企業の社員が自殺でもしたら、メディアはこれでもかと報道します。しかし大学内の出来事など、メディアは取り扱ってくれません。ましてや理系の実態なんて世間からしたらマイナーですから、研究室環境の劣悪さなんて報道してくれません。このように風通しが悪いため、大学の研究室は一生変わりません。

これを読んでいる人はくれぐれも大学院に行かないことをオススメします。


⑦ その他

最後に大したことないけど、ちょっと嫌だったことを書いていきます。

まずは大学4年生の頃、みんなが楽しそうにキャンパスを歩いている所、自分だけ研究室に向かうのが虚しかったですね。

大学生といったら、サークルや部活といった楽しい物が中心なはず。
にもかかわらず、自分は毎日実験で一体何やってんだって思いましたね。しかも無給。

それに加えてこの地獄があと3年あるのかという絶望感もありましたね。
今は修士2年の11月ということであとちょっとで解放されますが、4年生の当時はそれはもう毎日絶望していましたね。

それから世間の人が「理系=大学院進学が普通」とか言ってるのにムカついてましたね。いやお前らどうせ大学院なんて行ったことねーだろと。
たしか今の大学院進学率はせいぜい1割程度。つまりほとんどの人は大学院なんて行ったことない訳です。
にもかかわらず、何も知らないやつが大学院を語ってる訳です。ホンマむかつくわ。
理系大学院生の自分から言わせてもらいますが、大学院に行くメリットはあまりありませんよ。大卒と院卒の待遇はほぼ変わらないですからね。

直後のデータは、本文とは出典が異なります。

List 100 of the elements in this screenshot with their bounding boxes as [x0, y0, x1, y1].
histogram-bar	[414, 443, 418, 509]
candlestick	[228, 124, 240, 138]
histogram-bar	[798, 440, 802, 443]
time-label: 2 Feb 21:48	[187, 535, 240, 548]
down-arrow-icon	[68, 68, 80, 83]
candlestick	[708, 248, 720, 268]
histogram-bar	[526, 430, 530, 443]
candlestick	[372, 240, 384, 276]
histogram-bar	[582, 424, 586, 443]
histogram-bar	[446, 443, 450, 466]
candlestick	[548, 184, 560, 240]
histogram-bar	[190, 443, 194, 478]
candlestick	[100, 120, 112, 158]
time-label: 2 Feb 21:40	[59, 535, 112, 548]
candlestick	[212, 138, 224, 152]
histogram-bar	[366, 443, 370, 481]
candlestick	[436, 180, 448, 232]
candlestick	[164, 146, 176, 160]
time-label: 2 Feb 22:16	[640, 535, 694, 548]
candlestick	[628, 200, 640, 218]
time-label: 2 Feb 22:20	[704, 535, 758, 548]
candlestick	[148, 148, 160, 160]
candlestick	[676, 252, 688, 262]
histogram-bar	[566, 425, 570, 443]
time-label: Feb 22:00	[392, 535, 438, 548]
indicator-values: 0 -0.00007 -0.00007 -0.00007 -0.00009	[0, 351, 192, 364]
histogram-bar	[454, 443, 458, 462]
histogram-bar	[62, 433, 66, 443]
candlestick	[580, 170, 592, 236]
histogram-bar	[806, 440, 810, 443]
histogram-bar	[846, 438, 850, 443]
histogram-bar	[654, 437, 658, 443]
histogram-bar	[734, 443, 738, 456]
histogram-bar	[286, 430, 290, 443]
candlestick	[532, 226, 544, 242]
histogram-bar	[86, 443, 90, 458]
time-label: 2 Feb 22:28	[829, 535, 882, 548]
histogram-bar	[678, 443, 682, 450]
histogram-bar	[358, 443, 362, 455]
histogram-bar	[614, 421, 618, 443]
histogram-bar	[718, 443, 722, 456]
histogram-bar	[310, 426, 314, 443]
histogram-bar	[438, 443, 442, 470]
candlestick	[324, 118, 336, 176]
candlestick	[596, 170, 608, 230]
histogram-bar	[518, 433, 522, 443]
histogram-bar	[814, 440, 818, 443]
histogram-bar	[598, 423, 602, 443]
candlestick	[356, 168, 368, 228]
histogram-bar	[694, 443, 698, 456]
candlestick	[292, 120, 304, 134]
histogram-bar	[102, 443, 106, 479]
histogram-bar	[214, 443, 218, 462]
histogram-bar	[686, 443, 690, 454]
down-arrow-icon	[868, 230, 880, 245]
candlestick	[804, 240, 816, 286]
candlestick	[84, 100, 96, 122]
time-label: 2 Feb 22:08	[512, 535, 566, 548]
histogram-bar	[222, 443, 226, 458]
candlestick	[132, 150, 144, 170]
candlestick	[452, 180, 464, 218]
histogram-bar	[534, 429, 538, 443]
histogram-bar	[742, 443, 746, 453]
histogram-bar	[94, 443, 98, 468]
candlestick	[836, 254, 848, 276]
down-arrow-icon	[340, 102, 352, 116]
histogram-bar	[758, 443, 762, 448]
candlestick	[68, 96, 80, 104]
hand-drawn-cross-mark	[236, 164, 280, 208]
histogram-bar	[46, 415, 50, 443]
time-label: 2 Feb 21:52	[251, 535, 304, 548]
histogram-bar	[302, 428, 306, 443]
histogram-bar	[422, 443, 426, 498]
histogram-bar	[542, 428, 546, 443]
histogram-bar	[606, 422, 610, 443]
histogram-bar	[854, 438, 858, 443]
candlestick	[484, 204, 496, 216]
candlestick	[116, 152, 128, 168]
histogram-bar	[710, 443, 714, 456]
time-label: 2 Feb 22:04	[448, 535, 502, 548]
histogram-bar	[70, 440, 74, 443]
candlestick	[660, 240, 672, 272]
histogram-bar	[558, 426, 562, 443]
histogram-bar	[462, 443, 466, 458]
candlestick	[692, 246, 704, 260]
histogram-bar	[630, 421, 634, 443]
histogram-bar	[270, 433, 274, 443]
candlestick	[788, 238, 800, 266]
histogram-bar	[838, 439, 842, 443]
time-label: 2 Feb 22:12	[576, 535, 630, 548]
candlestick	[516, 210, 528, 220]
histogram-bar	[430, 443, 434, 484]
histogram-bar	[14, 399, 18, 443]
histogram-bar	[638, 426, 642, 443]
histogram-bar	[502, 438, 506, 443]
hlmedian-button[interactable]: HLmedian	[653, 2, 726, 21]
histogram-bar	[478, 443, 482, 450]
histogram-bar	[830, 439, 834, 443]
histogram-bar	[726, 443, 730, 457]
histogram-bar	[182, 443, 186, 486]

最後に卒論を書かなくていい学部にムカついてましたね。
なんで自分たちは卒論を書かないと卒業できなにのに、彼奴らは卒論を書かずに卒業できるのでしょう。
卒業難易度が全然違うのに、卒業したら同じ大学名を名乗る訳でしょ。やっぱり納得できないですね。

まとめ

ここまで悪口を書いていきましたが、結局なにが言いたいのかというと

  1. 研究室の環境は劣悪。そして何も得られない。

  2. じゃあ大学院に行くのやめようと思っても、就活の時期が悪く逃げられない。

  3. 結果的に3年間の刑務作業が確定してしまう。

ってことですね。

既に4年生以上のひとがこの記事を読んでも今更何もできないのですが、まだ大学3年生以下の人や、高校生、受験生の子供を持つ親御さんたちにはよく考えてほしいですね。

理系に行くにしても、就活を視野にいれて学生生活を送ってください。


以上です。ここまでありがとうございました。